Ataques terroristas na Cisjordânia trazem ainda mais obstáculos de diálogo para paz na região
Para Instituto Brasil-Israel, ódio tem se expandido nos dois lados do conflito, alimentando ação de extremistas
O último domingo, 26, foi marcado por atentados terroristas na região da Cisjordânia. O primeiro, realizado por palestinos, deixou dois jovens judeus mortos perto da colônia de Ariel.
Em seguida, colonos judeus incendiaram prédios e carros na aldeia de Hawara. O ataque deixou um morto e 300 feridos. A ação foi considerada uma retaliação.

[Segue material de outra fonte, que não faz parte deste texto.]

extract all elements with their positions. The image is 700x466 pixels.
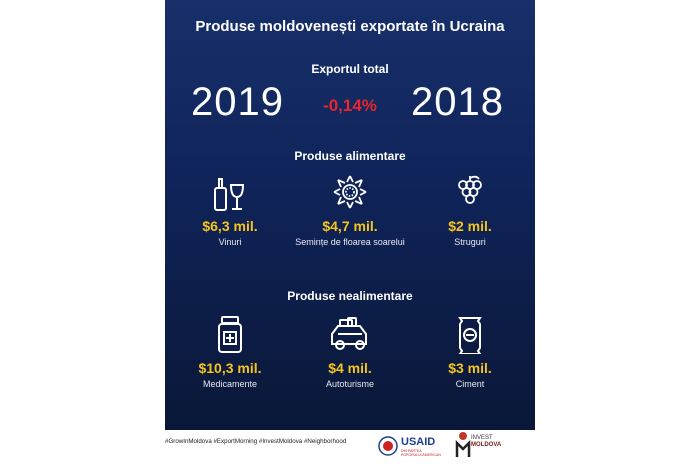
nonfood-heading: Produse nealimentare (287, 289, 413, 303)
year-2018: 2018 (411, 80, 504, 124)
car-value: $4 mil. (328, 360, 372, 376)
cement-bag-icon (458, 317, 482, 354)
moldova-line: MOLDOVA (471, 442, 502, 448)
car-label: Autoturisme (325, 379, 375, 389)
grapes-value: $2 mil. (448, 218, 492, 234)
wine-value: $6,3 mil. (202, 218, 258, 234)
sunflower-icon (333, 175, 367, 209)
nonfood-item-car: $4 mil. Autoturisme (295, 314, 405, 390)
grapes-icon (458, 175, 482, 204)
medicine-value: $10,3 mil. (198, 360, 262, 376)
food-item-wine: $6,3 mil. Vinuri (175, 172, 285, 248)
cement-value: $3 mil. (448, 360, 492, 376)
wine-icon (214, 178, 245, 211)
invest-moldova-mark-icon (455, 432, 471, 457)
export-change: -0,14% (323, 96, 377, 115)
food-item-sunflower: $4,7 mil. Semințe de floarea soarelui (295, 172, 405, 248)
sunflower-label: Semințe de floarea soarelui (295, 237, 405, 247)
usaid-subtext: DIN PARTEA POPORULUI AMERICAN (401, 449, 441, 457)
invest-moldova-logo: INVEST MOLDOVA (455, 431, 535, 463)
invest-moldova-text: INVEST MOLDOVA (471, 435, 501, 449)
nonfood-item-medicine: $10,3 mil. Medicamente (175, 314, 285, 390)
usaid-logo: USAID DIN PARTEA POPORULUI AMERICAN (378, 434, 441, 460)
invest-line: INVEST (471, 435, 493, 441)
export-total-label: Exportul total (311, 62, 389, 76)
medicine-icon (218, 316, 242, 353)
food-item-grapes: $2 mil. Struguri (415, 172, 525, 248)
usaid-text: USAID (401, 436, 436, 448)
hashtags: #GrowInMoldova #ExportMorning #InvestMol… (165, 438, 347, 445)
infographic-card: Produse moldovenești exportate în Ucrain… (165, 0, 535, 430)
medicine-label: Medicamente (202, 379, 258, 389)
page-title: Produse moldovenești exportate în Ucrain… (195, 18, 505, 35)
sunflower-value: $4,7 mil. (322, 218, 378, 234)
grapes-label: Struguri (454, 237, 486, 247)
food-heading: Produse alimentare (294, 149, 406, 163)
year-2019: 2019 (191, 80, 284, 124)
usaid-seal-icon (378, 436, 398, 456)
car-icon (331, 317, 367, 350)
wine-label: Vinuri (218, 237, 242, 247)
cement-label: Ciment (455, 379, 485, 389)
nonfood-item-cement: $3 mil. Ciment (415, 314, 525, 390)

Em nota, o Instituto Brasil-Israel (IBI) destaca que “a situação na Cisjordânia não pode ser considerada tranquila há anos, em especial com a expansão de assentamentos. Mas, nas últimas semanas, o clima ficou ainda mais tenso, já que há um enfrentamento em curso entre extremistas palestinos e extremistas israelenses. Esses não pregam o diálogo, mas a violência”.
“Enquanto a Autoridade Palestina perde força, grupos terroristas ganham espaço na sociedade palestina e nas suas estruturas de poder. Em Israel, o primeiro-ministro, Benjamin Netanyahu, e outros ministros se colocaram contra a ideia de fazer justiça com as próprias mãos. Ao mesmo tempo, setores do novo governo igualmente incentivam uma mentalidade de retaliação e força”, informa o IBI.

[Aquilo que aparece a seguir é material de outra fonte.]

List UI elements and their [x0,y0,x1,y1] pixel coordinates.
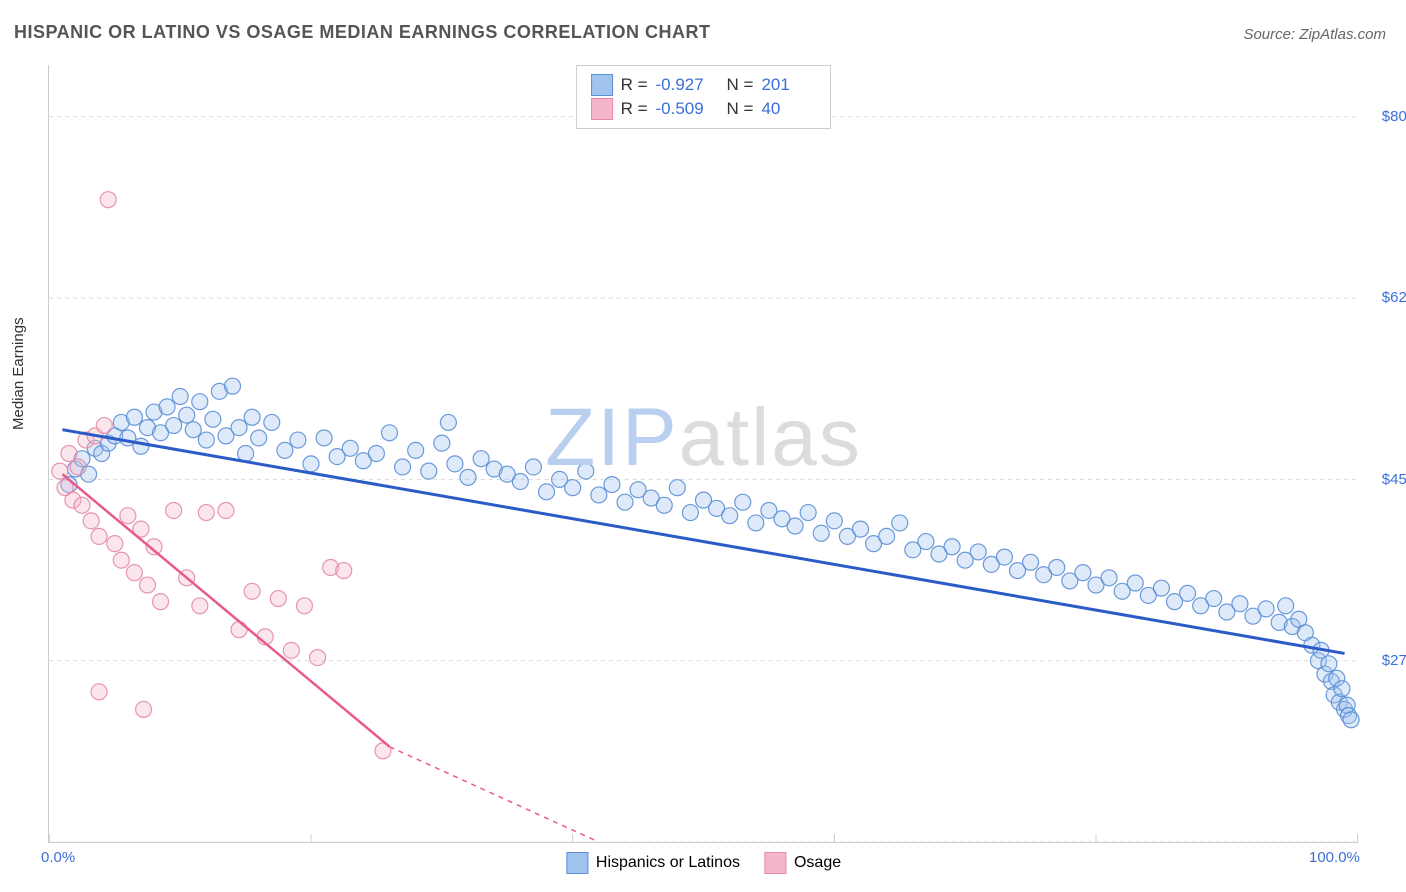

“A situação tem ficado cada vez mais delicada. Muito nos preocupa perceber que o ódio tem se expandido nos dois lados do conflito, alimentando extremistas, o que cria obstáculos ainda maiores para qualquer avanço de diálogo em busca da paz”, ressalta o instituto.
No mesmo domingo, 26, em comunicado assinado conjuntamente, autoridades israelenses e palestinas se comprometeram em “evitar novos atos de violência”, buscando restabelecer a calma nos territórios palestinos após o crescimento da tensão e de ataques na região.

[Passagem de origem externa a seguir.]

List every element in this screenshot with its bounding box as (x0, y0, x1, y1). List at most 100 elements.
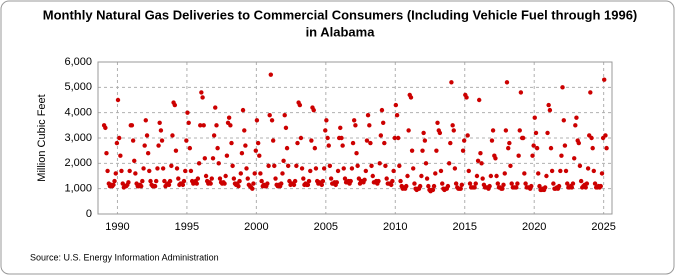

O comunicado foi produzido em reunião que também teve as presenças de autoridades jordanianas, egípcias e americanas. Na ocasião, representantes do governo de Israel e da Autoridade Nacional Palestina “confirmaram a vontade e o compromisso conjunto” de acabar com as medidas unilaterais durante um período de três a seis meses. O comunicado cita ainda o compromisso do lado israelense de interromper o debate sobre a criação de novos assentamentos durante quatro meses e de não regularizar assentamentos ilegais por seis meses.